National Parks of the Bothnian Bay

Want to discover the beautiful northern Bothnian Bay this summer? Take a trip and visit the two national parks in the area – Haparanda Skärgård National Park and the Bothnian Bay National Park (Perämeren kansallispuisto). They have been awarded the status of national parks because they represent some of the finest nature areas within the countries, with unique landscapes, animals and plants we want to keep intact for future generations.

Haparanda Skärgård National Park

Haparanda Skärgård NP was formed in 1995. It lies in the outer archipelago of the municipality of Haparanda. It consists of two larger islands – Sandskär and Seskar-Furö – and several smaller islands. Sandskär is famous for its long shallow, sandy beaches and rich birdlife. The islands of the archipelago are young, it’s only about 1500 years ago since they started to emerge from the sea due to the land uplift. On the island of Sandskär humans have had settlements since the early times to hunt seal and to fish.

Duckboards going across the sandy and rocky beach to the red church.
Nature trail in Sandskär. Photo by Alejandra Parra, Metsähallitus.
The red wooden church, looks like a barn.
Church in Sandskär. Photo by Alejandra Parra, Metsähallitus.

The National Park is home to a rich flora and fauna. Here you can find for example the pink Siberian primrose (Primula nutans), field wormwood (Artemisia campestris ssp. bottnica) and sea buckthorn growing along the beaches. It’s also home to ringed seals, and large numbers of birds stopping by during their yearly migrations.

Sandy valley with duckboards going across it.
Sandskär is well-known of its huge sandy areas… (Photo by Essi Keskinen, Metsähallitus)
A sunny sand beach, with blue calm water.
…and beautiful sandy beaches! (Photo by Essi Keskinen, Metsähallitus)

The nearest harbor on mainland is Haparanda hamn in Nikkala. During the summer, scheduled boat trips leave from here to Sandskär. On Sandskär you can either bring your tent to stay in or rent one of the small cabins available on the island. The midnight sun is particularly beautiful to watch at such location far out at sea.

Get more information about Haparanda Skärgård National Park here.

Bothnian Bay National Park

The Bothnian Bay National Park (formed in 1991) is located almost right next to the Haparanda Skärgård National Park, close to the border of Finland and Sweden, in the outer archipelago of towns Tornio and Kemi. The National Park is made up of about 30 moraine islands and islets.
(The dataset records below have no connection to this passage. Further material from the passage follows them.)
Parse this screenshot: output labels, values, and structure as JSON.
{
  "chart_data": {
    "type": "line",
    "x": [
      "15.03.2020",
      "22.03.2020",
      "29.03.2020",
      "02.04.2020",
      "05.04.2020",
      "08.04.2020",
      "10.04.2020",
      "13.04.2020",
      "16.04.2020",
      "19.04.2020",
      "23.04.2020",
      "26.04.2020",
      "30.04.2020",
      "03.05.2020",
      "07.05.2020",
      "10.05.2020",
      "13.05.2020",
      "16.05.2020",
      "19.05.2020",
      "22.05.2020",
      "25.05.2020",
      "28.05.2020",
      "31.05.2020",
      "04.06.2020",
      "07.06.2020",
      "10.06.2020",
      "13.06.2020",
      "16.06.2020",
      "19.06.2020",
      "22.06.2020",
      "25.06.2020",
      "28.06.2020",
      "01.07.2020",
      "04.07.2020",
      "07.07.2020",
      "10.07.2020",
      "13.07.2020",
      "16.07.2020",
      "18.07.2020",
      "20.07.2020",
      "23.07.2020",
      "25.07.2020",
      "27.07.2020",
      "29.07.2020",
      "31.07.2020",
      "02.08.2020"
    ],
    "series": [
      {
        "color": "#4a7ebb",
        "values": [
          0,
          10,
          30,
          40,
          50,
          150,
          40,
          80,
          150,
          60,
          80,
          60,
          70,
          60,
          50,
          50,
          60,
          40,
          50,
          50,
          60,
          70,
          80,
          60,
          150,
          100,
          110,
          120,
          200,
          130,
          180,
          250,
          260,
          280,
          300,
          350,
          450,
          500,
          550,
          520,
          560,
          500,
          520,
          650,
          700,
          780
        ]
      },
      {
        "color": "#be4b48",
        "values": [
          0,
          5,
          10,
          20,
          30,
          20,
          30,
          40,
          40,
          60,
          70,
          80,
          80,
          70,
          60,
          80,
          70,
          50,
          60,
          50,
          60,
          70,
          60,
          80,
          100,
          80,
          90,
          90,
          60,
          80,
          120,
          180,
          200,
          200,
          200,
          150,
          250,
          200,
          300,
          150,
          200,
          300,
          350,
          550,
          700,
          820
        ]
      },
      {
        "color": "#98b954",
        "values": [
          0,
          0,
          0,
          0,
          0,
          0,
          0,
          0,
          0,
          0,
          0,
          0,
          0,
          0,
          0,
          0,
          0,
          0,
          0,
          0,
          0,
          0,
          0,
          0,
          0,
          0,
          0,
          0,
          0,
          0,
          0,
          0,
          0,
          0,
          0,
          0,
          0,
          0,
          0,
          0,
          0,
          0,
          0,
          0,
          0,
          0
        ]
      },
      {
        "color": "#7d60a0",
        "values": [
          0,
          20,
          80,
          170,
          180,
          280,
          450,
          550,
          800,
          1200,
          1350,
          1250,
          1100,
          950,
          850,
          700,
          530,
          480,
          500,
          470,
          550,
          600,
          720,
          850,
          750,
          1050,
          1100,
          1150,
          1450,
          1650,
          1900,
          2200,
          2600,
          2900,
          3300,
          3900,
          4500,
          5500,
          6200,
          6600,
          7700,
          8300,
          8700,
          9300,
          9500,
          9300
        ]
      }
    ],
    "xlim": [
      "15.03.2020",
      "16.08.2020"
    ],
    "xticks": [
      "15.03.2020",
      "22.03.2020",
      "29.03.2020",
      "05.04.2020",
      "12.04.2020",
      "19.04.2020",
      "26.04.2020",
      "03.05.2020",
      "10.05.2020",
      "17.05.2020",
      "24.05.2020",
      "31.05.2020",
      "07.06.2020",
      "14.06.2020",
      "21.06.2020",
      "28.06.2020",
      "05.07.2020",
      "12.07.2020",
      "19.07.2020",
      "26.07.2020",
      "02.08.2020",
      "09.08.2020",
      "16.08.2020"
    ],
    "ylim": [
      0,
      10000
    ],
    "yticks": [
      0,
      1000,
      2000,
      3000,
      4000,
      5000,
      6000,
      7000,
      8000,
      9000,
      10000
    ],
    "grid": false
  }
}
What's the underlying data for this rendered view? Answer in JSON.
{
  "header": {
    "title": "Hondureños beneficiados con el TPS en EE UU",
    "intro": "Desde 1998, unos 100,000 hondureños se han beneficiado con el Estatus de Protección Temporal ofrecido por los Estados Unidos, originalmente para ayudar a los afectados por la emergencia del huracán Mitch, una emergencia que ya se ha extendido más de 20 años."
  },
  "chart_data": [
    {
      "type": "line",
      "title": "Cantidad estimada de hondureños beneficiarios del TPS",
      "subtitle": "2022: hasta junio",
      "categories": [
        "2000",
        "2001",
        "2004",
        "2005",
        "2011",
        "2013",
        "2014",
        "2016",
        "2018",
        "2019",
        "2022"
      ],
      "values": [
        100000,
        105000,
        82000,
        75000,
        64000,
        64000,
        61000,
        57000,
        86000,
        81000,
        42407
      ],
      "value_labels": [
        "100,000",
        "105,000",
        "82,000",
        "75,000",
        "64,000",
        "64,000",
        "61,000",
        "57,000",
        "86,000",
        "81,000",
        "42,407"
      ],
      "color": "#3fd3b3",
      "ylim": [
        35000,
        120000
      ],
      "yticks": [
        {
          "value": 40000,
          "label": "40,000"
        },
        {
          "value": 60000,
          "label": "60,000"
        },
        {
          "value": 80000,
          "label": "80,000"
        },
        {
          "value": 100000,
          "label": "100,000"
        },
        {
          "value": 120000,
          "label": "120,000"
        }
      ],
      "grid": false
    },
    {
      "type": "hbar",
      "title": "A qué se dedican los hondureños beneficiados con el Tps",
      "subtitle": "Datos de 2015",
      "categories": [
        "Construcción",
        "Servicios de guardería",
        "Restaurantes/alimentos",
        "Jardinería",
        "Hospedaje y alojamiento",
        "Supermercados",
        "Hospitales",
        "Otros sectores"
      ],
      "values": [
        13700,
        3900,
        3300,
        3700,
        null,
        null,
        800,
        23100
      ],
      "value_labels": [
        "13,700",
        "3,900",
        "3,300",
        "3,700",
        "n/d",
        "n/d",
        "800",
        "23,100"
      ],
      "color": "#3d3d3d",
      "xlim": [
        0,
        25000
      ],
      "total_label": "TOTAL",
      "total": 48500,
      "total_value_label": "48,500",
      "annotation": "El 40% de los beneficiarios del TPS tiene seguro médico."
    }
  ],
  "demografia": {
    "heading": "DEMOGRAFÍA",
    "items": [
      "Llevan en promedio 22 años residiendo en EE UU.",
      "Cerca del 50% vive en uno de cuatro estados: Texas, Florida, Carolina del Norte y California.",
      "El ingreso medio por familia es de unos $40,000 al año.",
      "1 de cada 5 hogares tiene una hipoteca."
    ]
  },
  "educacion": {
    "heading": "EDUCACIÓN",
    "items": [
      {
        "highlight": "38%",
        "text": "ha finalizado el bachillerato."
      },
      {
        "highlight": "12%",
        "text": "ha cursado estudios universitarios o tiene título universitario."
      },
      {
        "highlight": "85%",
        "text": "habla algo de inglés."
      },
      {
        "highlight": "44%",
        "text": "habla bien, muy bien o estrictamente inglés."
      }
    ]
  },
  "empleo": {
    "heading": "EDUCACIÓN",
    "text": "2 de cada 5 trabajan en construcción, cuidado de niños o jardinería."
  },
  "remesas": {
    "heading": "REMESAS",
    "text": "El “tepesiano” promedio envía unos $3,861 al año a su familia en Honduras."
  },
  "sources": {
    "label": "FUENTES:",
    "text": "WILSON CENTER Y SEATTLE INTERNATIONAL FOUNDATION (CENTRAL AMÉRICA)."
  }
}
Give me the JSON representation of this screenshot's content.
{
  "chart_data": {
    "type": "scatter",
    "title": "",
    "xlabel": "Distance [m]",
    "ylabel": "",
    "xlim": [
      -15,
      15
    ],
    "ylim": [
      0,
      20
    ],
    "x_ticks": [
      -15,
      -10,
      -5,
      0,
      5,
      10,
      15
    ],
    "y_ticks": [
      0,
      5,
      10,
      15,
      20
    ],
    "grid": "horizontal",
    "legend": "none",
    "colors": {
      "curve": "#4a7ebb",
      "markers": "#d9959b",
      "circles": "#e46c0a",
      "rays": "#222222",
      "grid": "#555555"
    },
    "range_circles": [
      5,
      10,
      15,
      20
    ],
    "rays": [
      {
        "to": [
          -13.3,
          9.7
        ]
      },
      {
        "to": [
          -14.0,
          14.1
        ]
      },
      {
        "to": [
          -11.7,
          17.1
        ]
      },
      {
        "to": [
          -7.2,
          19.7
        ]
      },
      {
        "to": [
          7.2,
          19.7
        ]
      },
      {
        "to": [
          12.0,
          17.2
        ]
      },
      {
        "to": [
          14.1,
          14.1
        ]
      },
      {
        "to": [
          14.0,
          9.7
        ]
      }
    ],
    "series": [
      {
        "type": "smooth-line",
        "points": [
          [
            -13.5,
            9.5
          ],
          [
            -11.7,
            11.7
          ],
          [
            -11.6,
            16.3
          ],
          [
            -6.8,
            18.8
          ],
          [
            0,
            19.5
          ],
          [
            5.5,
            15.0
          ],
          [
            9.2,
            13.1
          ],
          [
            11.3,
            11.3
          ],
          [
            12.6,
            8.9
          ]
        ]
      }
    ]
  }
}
The shores of the islands are rocky and the waters are shallow in the National Park area. In the island of Vähä-Huituri a nice sandy beach can be found. The youngest islands are actually reefs with no vegetation and the oldest ones even have small forests. Maybe the most well-known island is Selkä-Sarvi, where there is a harbor and open sauna in the northern end and old fishing base in the southern end of the island.

Small island with some forest on it, sea on a background in nice sunset colors.
View towards south from the tower in Selkä-Sarvi (Photo by Lari Pihlanjärvi, Metsähallitus).

The most typical landscapes on these islands are meadows and dry heaths. The coastal meadows have been created by land uplift and the grazing of livestock. During the past decades the meadows and heaths have been managed and preserved to stop overgrowing by other vegetation. One of the nicest examples of these traditional landscapes can be found from Selkä-Sarvi, where sheep can be seen grazing every Summer. People have also left their mark in the scenery, and it could be so, that people have already had temporary settlement on the islands at the end of 16th century! On many islands visitors can see bases of old buildings and supporting stones for seamarks. Read more about the sights here, activities in here, the location of harbors and other useful information here.

Rainbow over Maasarvi-island (Photo by Lari Pihlanjärvi, Metsähallitus).

Bothnian Bay National Park is also a dream for bird watchers. There are about 60 different species nesting in the area, including the Arctic Tern (Sterna paradisaea), the Velvet Scoter (Melanitta fusca) and the Temminck’s Stint (Calidris temminckii). There are several plants that can only be found in the land uplift area, for example Primula nutans var. jokelae. When looking under the water surface, endangered species like Baltic water-plantain (Alisma wahlenbergii) and Water Pygmyweed (Crassula aquatica) can be found. There are also many beautiful flads on the islands, full of vegetation.

Lots of big rocks on the front, sea in the middle and cloudy but sunny sky.
Rocky shore and a flada in Selkä-Sarvi (Photo by Linda Jokinen, Metsähallitus).

Take your own boat or rent a taxi boat and come visit both of these parks during the same day next summer!